Думаю, у него начался худший из тех истеричных припадков, в которые он сам порою себя вгонял. Смешение злейшего страха, глубочайшей униженности, ужаснейшего ощущения покинутости… Я пошатнулся под этим криком, как будто меня ударили палкой по голове.

– Так я это сделаю! Если одного меня тебе недостаточно! – продолжал он буйствовать.

Непостижимо, что я сумел использовать считаные секунды между его последним выкриком и предстоящим соскакиванием с кровати.

– Нет, – сказал я, – этого я не требую. Этого я не хочу. С учетом того, как обстоят дела – по крайней мере, в эту ночь, – ты для меня желаннее.

– Я для тебя желаннее! – чуть ли не взвыл он. – Почти задаром – конечно, я для тебя желаннее! Но ты хочешь получить все: и меня, и ее. Мы оба должны отдаться тебе именно за такую малость!

Теперь из него начал извергаться целый поток слов – таких непрерывных, таких безгранично грубых, наполненных разрушением… и желанием унизить меня, столкнуть в грязную лужу… приравнять к ничтожнейшей падали… Тут вопияла о себе вся его пропащая жизнь. Двадцать четыре пропащих года, наполненных отрезвлением, отсутствием нравственных сомнений, грехом; наполненных чувственным желанием и лишенных радости.

– Я отдался тебе под нож. Это было твое желание. Под конец оно стало и моим. Да, но не за такую же цену: не за ту цену, что ты будешь ухмыляться мне в лицо, как ухмыляется живодер, когда приканчивает стонущую, смертельно больную скотину. Ты живодер!{360} Вот ты кто!

Несомненно, он как-то по-своему истолковал первопричину, исток моей улыбки. Мне не помогло, что я направил свет лампы ему на лицо – потому что хотел за ним наблюдать. Мне не удается быть предусмотрительным, как бы я ни старался. А вот он тщательно изучал мое лицо и пришел к ужасному выводу. Хуже того: он пережил нервный срыв – рассредоточение своих внутренних сил, которые до сих пор строжайшим образом контролировал… Еще две или три недели назад я спрашивал себя, не уместно ли назвать его поведение, его эмоциональное отношение ко мне любовью; теперь я узнал: чем бы это отношение ни было раньше, теперь оно превратилось в мерзость и ненависть… или, по крайней мере, в злобное буйство.
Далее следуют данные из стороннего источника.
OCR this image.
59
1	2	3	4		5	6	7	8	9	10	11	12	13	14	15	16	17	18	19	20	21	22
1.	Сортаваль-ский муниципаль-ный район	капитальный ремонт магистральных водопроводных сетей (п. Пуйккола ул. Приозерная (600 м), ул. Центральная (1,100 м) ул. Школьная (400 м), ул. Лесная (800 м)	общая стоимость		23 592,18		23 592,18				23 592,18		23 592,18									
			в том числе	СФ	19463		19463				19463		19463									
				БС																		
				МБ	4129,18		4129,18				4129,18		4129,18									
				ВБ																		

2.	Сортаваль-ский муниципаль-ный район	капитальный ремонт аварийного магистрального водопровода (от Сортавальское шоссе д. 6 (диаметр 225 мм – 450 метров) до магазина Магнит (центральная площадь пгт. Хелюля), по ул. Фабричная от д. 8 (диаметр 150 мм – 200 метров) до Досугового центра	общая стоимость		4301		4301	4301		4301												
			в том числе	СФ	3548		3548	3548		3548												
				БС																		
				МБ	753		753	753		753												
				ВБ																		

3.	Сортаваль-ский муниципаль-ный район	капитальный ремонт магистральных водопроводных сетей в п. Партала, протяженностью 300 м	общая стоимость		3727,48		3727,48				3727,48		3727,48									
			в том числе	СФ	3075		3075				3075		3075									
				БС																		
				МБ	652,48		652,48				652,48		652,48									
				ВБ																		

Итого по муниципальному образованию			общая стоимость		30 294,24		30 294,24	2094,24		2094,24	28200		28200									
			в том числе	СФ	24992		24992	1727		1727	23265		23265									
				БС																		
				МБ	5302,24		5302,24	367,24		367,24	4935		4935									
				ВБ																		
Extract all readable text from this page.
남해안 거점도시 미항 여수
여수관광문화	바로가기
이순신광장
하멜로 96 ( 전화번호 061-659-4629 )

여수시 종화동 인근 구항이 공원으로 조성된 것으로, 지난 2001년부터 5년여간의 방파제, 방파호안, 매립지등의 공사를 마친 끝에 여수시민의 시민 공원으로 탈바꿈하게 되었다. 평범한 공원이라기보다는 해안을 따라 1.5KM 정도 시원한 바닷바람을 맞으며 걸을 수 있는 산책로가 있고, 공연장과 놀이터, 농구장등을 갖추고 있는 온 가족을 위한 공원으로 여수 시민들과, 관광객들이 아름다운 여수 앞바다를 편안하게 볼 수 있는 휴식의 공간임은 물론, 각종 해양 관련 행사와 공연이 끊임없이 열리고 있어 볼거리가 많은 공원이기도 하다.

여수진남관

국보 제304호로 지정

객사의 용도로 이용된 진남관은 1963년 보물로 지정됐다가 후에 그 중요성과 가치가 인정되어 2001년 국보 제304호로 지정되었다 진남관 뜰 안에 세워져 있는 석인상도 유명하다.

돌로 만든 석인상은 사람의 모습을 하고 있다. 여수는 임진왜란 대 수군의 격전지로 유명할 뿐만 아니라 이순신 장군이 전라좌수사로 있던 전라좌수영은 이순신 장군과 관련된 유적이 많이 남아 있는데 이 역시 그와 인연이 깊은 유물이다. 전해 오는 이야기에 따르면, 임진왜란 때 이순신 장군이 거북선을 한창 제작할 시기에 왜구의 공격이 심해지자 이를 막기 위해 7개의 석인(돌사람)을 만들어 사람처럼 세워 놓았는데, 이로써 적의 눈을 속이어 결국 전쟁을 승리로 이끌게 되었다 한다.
(Вряд ли припадок Аякса целиком объясняется моей неловкой улыбкой. Думаю, как бы я ни повел себя, его ярости я бы не избежал. Разве что – если бы подчинился ему без страха – безусловно – как побежденный не-человек. – – Ах, ураганные тучи сгущались в последние недели. И должны были разрядиться. Аякс не подл и не коварен. Он только хотел довести свой эксперимент до конца. Вопреки разуму, вопреки нравственности, вопреки собственному чувству. Изо всех сил сохраняя видимость греховности… до последнего часа… любыми средствами, вплоть до гротескной навязчивости… В итоге он обнаружил, что я уже не отвергаю его однозначно – как возможного партнера по греховному удовольствию. Человеческая ли это хитрость или злая хитрость Природы – то, что нас побеждает? И потом продолжает преследовать, уже как побежденных?)

– …Ты очень хитер. Хотел поймать меня на крючок воображаемого наследства…

Мне наконец удалось вставить несколько слов:

– Я от тебя ничего не хотел – я тебя здесь не ждал…

Но это лишь побудило его опять перейти на крик:

– Конечно, ведь ты ко всему прочему еще и трус! Ты боишься совершить ложный шаг, который кто-то увидит, – ты просто растекшаяся сырная масса…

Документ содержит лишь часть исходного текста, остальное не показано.